C’è tutto il meglio del cinema coreano in questo bel noir romantico e dolente del 40enne regista Park Hoon-jung, apprezzato per i suoi gangster film, che ha presentato il film a Venezia e che in precedenza aveva vinto all’importante festival di Sitges con l’epica gangster “New World” (2013).
Anche in “Night in Paradise” si ritrovano i caratteri più tipici della cinematografia di Seul, che pervadono sia le opere d’autore premiate con l’Oscar (“Parasite”), sia i prodotti di genere, che vengono così valorizzati da spessore psicologico e qualità artistica. Tali caratteri riguardano temi quali i legami familiari e sentimentali, visti come baluardi dei guasti sociali e messi in estremo pericolo al fine di suscitare sdegno, empatia e nostalgia di antichi e solidi valori. Poi non manca mai nei film coreani il gusto della sceneggiatura sorprendente, del colpo di scena, della svolta narrativa imprevedibile. E infine, ma non ultima, c’è una violenza esagerata, coreografata, metaforica, simbolo di un disagio estremo individuale e collettivo. Un cinema lontano dai canoni occidentali, dai forti contrasti, miscela di melodramma e azione rocambolesca.

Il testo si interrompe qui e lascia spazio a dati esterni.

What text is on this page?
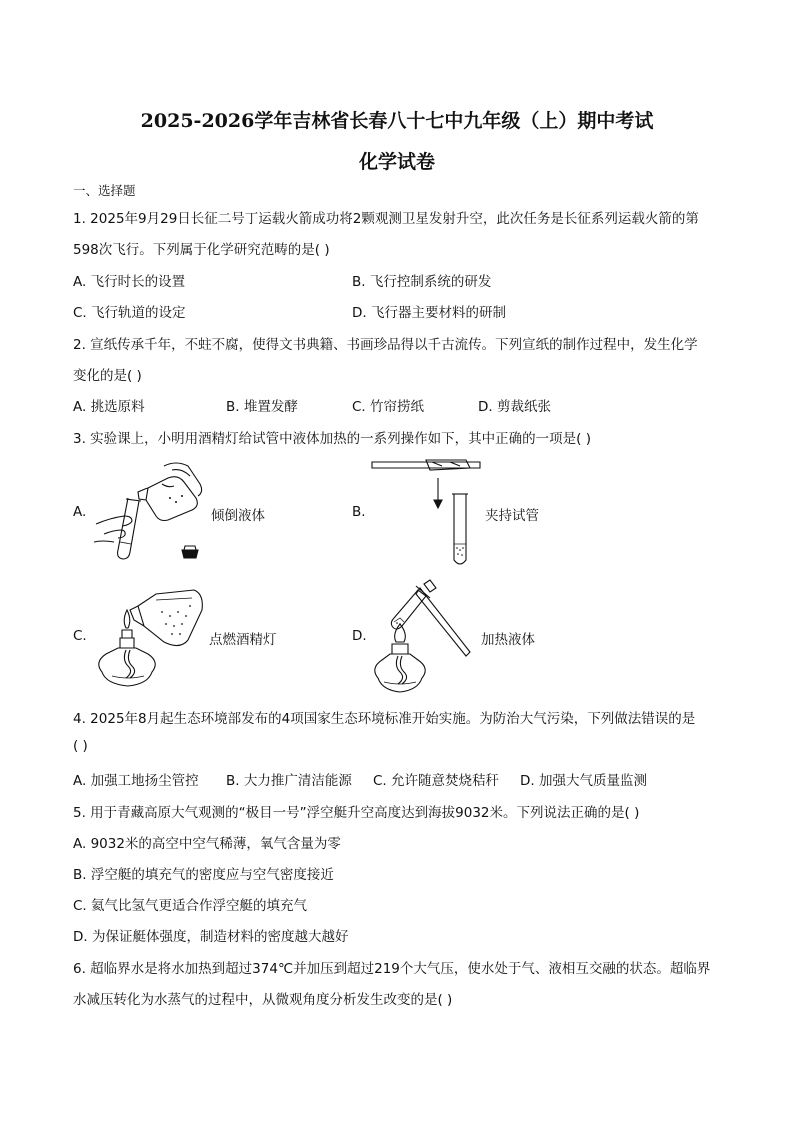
2025-2026学年吉林省长春八十七中九年级（上）期中考试
化学试卷
一、选择题
1. 2025年9月29日长征二号丁运载火箭成功将2颗观测卫星发射升空，此次任务是长征系列运载火箭的第
598次飞行。下列属于化学研究范畴的是( )
A. 飞行时长的设置	B. 飞行控制系统的研发
C. 飞行轨道的设定	D. 飞行器主要材料的研制
2. 宣纸传承千年，不蛀不腐，使得文书典籍、书画珍品得以千古流传。下列宣纸的制作过程中，发生化学
变化的是( )
A. 挑选原料	B. 堆置发酵	C. 竹帘捞纸	D. 剪裁纸张
3. 实验课上，小明用酒精灯给试管中液体加热的一系列操作如下，其中正确的一项是( )
A.	倾倒液体	B.	夹持试管
C.	点燃酒精灯	D.	加热液体
4. 2025年8月起生态环境部发布的4项国家生态环境标准开始实施。为防治大气污染，下列做法错误的是
( )
A. 加强工地扬尘管控 B. 大力推广清洁能源 C. 允许随意焚烧秸秆 D. 加强大气质量监测
5. 用于青藏高原大气观测的“极目一号”浮空艇升空高度达到海拔9032米。下列说法正确的是( )
A. 9032米的高空中空气稀薄，氧气含量为零
B. 浮空艇的填充气的密度应与空气密度接近
C. 氦气比氢气更适合作浮空艇的填充气
D. 为保证艇体强度，制造材料的密度越大越好
6. 超临界水是将水加热到超过374℃并加压到超过219个大气压，使水处于气、液相互交融的状态。超临界
水减压转化为水蒸气的过程中，从微观角度分析发生改变的是( )
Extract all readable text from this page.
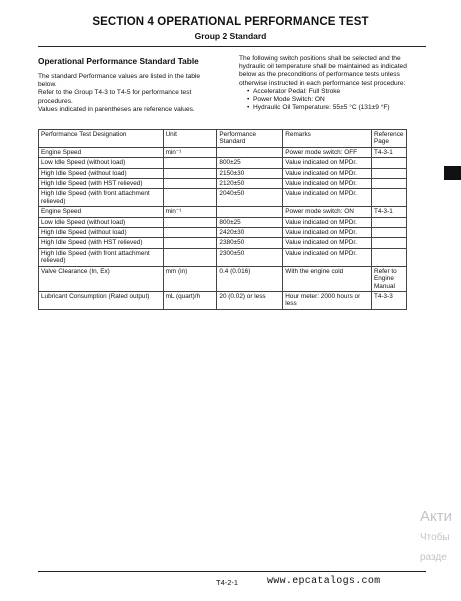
SECTION 4 OPERATIONAL PERFORMANCE TEST
Group 2 Standard
Operational Performance Standard Table
The standard Performance values are listed in the table
below.
Refer to the Group T4-3 to T4-5 for performance test
procedures.
Values indicated in parentheses are reference values.
The following switch positions shall be selected and the
hydraulic oil temperature shall be maintained as indicated
below as the preconditions of performance tests unless
otherwise instructed in each performance test procedure:
• Accelerator Pedal: Full Stroke
• Power Mode Switch: ON
• Hydraulic Oil Temperature: 55±5 °C (131±9 °F)
Performance Test Designation	Unit	Performance Standard	Remarks	Reference Page
Engine Speed	min⁻¹		Power mode switch: OFF	T4-3-1
Low Idle Speed (without load)		800±25	Value indicated on MPDr.	
High Idle Speed (without load)		2150±30	Value indicated on MPDr.	
High Idle Speed (with HST relieved)		2120±50	Value indicated on MPDr.	
High Idle Speed (with front attachment relieved)		2040±50	Value indicated on MPDr.	
Engine Speed	min⁻¹		Power mode switch: ON	T4-3-1
Low Idle Speed (without load)		800±25	Value indicated on MPDr.	
High Idle Speed (without load)		2420±30	Value indicated on MPDr.	
High Idle Speed (with HST relieved)		2380±50	Value indicated on MPDr.	
High Idle Speed (with front attachment relieved)		2300±50	Value indicated on MPDr.	
Valve Clearance (In, Ex)	mm (in)	0.4 (0.016)	With the engine cold	Refer to Engine Manual
Lubricant Consumption (Rated output)	mL (quart)/h	20 (0.02) or less	Hour meter: 2000 hours or less	T4-3-3
Акти
Чтобы
разде
T4-2-1	www.epcatalogs.com
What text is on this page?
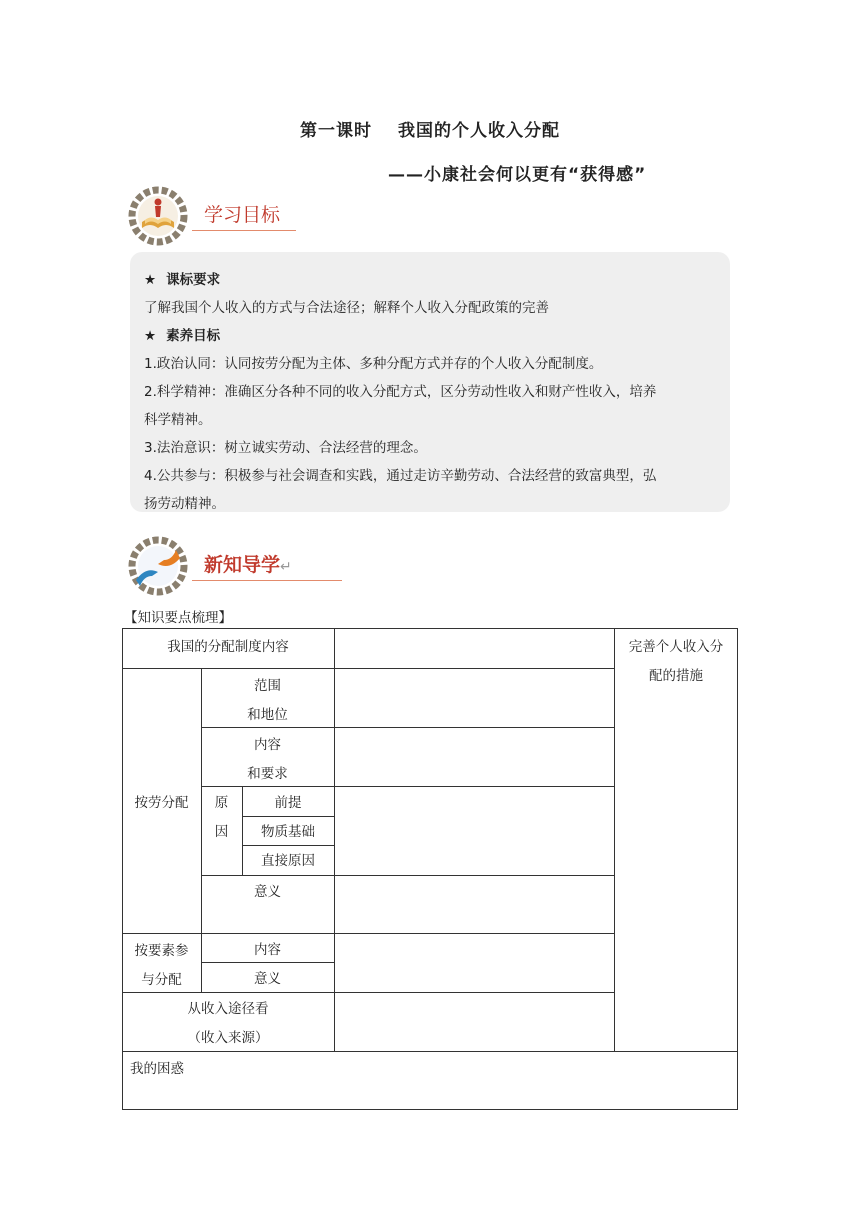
第一课时 我国的个人收入分配
——小康社会何以更有“获得感”
学习目标
★ 课标要求
了解我国个人收入的方式与合法途径；解释个人收入分配政策的完善
★ 素养目标
1.政治认同：认同按劳分配为主体、多种分配方式并存的个人收入分配制度。
2.科学精神：准确区分各种不同的收入分配方式，区分劳动性收入和财产性收入，培养
科学精神。
3.法治意识：树立诚实劳动、合法经营的理念。
4.公共参与：积极参与社会调查和实践，通过走访辛勤劳动、合法经营的致富典型，弘
扬劳动精神。
新知导学↵
【知识要点梳理】
我国的分配制度内容	完善个人收入分
配的措施
按劳分配
范围
和地位
内容
和要求
原
因
前提
物质基础
直接原因
意义
按要素参
与分配
内容
意义
从收入途径看
（收入来源）
我的困惑
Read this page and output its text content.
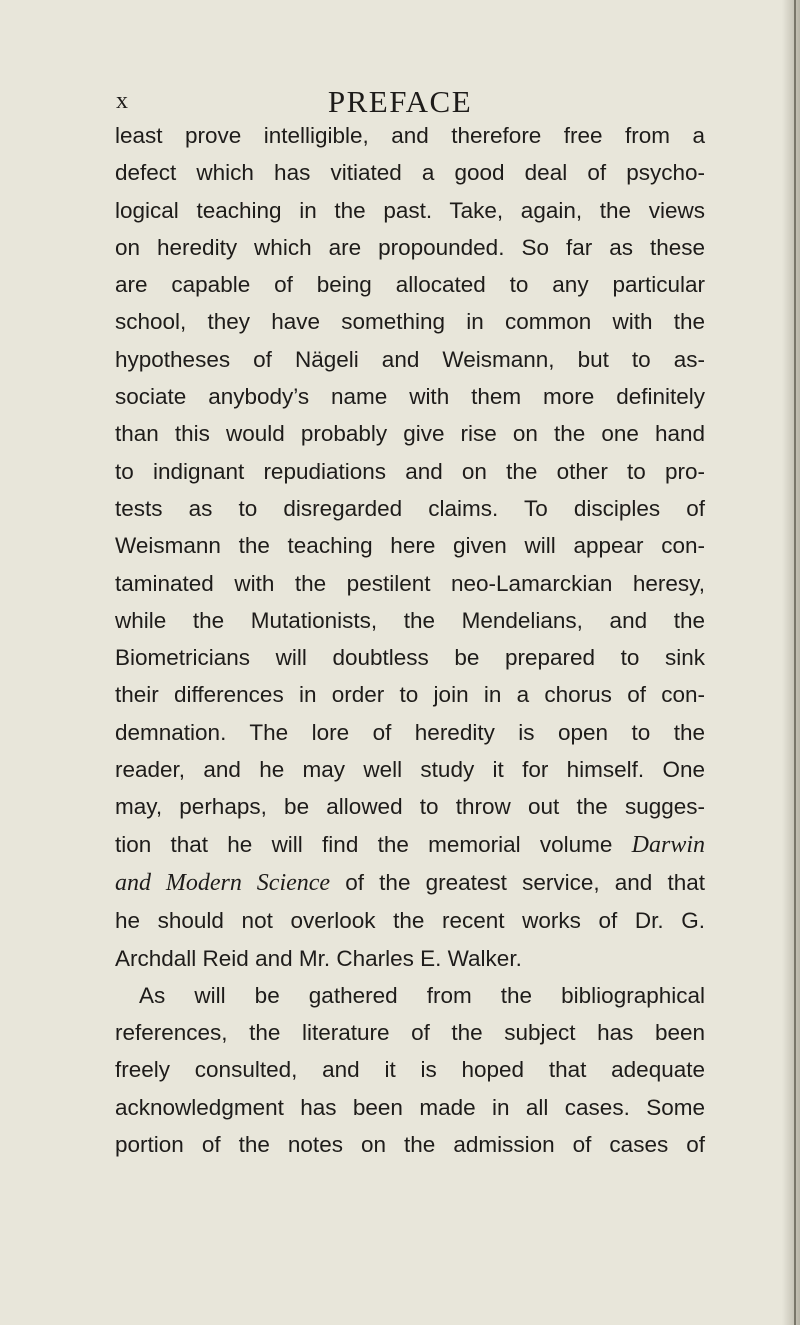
x	PREFACE
least prove intelligible, and therefore free from a
defect which has vitiated a good deal of psycho-
logical teaching in the past. Take, again, the views
on heredity which are propounded. So far as these
are capable of being allocated to any particular
school, they have something in common with the
hypotheses of Nägeli and Weismann, but to as-
sociate anybody’s name with them more definitely
than this would probably give rise on the one hand
to indignant repudiations and on the other to pro-
tests as to disregarded claims. To disciples of
Weismann the teaching here given will appear con-
taminated with the pestilent neo-Lamarckian heresy,
while the Mutationists, the Mendelians, and the
Biometricians will doubtless be prepared to sink
their differences in order to join in a chorus of con-
demnation. The lore of heredity is open to the
reader, and he may well study it for himself. One
may, perhaps, be allowed to throw out the sugges-
tion that he will find the memorial volume Darwin
and Modern Science of the greatest service, and that
he should not overlook the recent works of Dr. G.
Archdall Reid and Mr. Charles E. Walker.
As will be gathered from the bibliographical
references, the literature of the subject has been
freely consulted, and it is hoped that adequate
acknowledgment has been made in all cases. Some
portion of the notes on the admission of cases of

In “Night in Paradise” questi ingredienti segnano la tormentata vicenda di Tae-gu, giovane “numero due” di una banda di gangster, corteggiato da altri boss. A Tae-gu però qualcuno uccide in un attentato l’amata sorella con la nipotina. Lui si vendica brutalmente col presunto mandante, ma poi, braccato, deve fuggire su un’isola, nella casa di un veterano mercante d’armi che ha una nipote bella, ombrosa, con problemi di salute, ma tiratrice infallibile. Il film a questo punto integra più generi, diventando un’intensa e platonica storia d’amore, un elegiaco road-movie, una sorta di western crepuscolare con tanto di duello finale. —
P.l.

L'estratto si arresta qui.